Wednesday, May 19, 2010
The People of Hakodate Are So Nice
I turned 31 this year. Every year for the past 4 years or so I've had a party with some great people and great music, but at 31 I shifted gears. I decided for this birthday I would celebrate in Japan. So for my actual birthday Shino and I took a trip to Hakodate which is a southern city in the northern island of Hokaido in Japan. Hakodate is a port and actually was the first port in which the western world entered the country. At a time when Japan was a closed country, and still living in the shogun era, America "convinced" Japan to open the country. Do to the western influence many of the buildings have a western influence and can create quite a surreal backdrop. The city ultimately reminds me of San Francisco with it's many hills and trolley cars.
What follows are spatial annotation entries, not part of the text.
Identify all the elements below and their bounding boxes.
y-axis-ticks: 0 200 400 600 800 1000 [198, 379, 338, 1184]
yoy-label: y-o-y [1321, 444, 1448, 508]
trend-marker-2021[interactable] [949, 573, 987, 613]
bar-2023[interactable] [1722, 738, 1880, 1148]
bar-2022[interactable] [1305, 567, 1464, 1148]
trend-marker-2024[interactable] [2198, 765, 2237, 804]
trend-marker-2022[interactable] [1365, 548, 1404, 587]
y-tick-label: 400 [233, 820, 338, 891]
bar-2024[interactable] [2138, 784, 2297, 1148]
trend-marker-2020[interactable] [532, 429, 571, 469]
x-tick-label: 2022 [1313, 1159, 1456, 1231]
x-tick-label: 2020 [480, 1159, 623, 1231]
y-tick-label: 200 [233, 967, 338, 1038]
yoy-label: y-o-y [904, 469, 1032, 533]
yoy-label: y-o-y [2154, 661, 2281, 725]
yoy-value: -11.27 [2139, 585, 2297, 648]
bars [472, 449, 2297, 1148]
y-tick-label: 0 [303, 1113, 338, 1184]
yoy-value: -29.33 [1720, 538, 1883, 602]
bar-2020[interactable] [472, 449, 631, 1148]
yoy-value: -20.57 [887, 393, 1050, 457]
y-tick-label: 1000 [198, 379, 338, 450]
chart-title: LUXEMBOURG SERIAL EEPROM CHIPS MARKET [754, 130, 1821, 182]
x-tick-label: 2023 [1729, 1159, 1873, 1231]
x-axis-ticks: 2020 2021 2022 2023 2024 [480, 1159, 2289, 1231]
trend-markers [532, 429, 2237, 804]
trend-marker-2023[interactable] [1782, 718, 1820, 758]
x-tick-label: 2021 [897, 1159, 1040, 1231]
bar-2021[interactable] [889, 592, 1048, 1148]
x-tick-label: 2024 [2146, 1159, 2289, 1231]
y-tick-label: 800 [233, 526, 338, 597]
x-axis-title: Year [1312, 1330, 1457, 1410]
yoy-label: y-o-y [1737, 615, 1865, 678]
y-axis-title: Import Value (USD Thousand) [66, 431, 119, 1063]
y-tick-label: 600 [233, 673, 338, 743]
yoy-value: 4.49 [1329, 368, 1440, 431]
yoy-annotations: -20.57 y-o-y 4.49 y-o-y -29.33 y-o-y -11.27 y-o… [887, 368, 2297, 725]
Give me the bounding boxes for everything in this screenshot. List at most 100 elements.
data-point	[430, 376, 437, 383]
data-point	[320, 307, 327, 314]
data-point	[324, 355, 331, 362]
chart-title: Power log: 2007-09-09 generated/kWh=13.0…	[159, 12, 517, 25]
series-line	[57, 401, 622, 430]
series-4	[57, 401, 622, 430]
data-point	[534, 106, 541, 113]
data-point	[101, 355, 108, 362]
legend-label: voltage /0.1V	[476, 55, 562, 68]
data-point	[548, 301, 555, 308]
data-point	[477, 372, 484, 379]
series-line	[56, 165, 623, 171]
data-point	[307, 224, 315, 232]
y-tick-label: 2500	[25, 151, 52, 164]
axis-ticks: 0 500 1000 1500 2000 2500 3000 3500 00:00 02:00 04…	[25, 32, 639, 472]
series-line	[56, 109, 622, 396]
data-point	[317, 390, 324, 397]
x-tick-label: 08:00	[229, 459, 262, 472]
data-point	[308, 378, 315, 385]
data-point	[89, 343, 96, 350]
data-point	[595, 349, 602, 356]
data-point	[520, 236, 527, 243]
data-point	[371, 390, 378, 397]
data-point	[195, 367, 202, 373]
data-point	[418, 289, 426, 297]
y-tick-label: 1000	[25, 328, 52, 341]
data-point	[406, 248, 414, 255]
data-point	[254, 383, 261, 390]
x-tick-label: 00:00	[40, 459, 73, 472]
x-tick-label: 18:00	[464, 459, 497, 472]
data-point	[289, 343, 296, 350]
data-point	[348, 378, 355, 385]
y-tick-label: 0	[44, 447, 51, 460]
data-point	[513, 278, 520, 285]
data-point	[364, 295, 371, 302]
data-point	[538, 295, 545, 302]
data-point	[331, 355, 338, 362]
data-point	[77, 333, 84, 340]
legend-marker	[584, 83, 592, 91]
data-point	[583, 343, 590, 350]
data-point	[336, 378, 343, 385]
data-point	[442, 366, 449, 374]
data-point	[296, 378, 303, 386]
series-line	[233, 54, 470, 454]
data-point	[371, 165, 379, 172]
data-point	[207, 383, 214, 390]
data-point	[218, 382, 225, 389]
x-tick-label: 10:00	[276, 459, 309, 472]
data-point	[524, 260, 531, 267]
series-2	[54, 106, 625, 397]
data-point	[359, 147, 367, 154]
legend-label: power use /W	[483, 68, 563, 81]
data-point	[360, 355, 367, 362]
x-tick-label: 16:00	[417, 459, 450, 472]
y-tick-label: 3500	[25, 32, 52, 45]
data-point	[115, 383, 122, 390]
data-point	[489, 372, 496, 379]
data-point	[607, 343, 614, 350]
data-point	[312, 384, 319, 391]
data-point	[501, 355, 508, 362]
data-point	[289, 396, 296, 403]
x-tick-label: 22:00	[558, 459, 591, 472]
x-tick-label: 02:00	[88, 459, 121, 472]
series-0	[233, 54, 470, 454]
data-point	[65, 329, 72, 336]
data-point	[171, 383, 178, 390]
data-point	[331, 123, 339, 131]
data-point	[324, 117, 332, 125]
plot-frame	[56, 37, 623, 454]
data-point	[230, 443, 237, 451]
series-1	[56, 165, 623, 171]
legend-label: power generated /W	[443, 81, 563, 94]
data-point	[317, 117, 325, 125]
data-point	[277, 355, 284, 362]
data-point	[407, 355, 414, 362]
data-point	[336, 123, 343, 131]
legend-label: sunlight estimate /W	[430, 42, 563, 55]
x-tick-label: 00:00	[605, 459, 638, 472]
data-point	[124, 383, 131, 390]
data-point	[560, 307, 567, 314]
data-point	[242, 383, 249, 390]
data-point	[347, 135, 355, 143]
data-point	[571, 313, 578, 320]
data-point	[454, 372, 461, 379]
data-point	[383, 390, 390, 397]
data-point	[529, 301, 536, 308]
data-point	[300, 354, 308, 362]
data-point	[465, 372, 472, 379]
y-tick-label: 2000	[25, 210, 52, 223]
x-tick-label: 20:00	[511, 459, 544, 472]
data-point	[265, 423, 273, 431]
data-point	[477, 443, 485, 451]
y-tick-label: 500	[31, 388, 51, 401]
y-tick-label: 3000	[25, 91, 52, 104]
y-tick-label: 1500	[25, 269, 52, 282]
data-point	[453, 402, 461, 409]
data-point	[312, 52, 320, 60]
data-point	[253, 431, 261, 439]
On the day before my birthday Shino and I took a trip to a public bath for some relaxation. Because our history with public baths were attached to hotels we thought there would be soap and shampoo provided, wrong...WRONG. So I'm in the male public bath rinsing off before getting in the bath (shaking my head). Once I'm in the bath I started soaking up the hot water as well as the atmosphere. A Japanese gentleman (Kowata san) approached me in the bath and started a conversation in English and a little Japanese. He was a very nice guy and when I was done with my bath he even offered some soap for me (which was much needed).
Once out of the bath and reunited with Shino, Kowata san told us about a lounge downstairs from the baths. We then joined both him and his wife for a very nice conversation about why we were in Hakodate. We were planning to have sushi that night as Hakodate is famous for it's fresh seafood. Kowata san and his wife invited Shino and I over to their home for sushi. We took them up on their offer as they were right in the neighborhood and not far from our hotel. This lovely couple treated us to a delicious sushi dinner and great company. We talked with them for hours, and watched a music special in Japan in which Kowata san was chosen out of hundreds of amateur musicians to perform in Tokyo. He is a mailman by day and trumpet player/band leader by night. I even shared a beer with Kowata san due to it being customary in Japan to drink (only a lil though). We finally bid them adieu around 1am and walked back through the quiet streets of Hakodate to our hotel. I was now 31.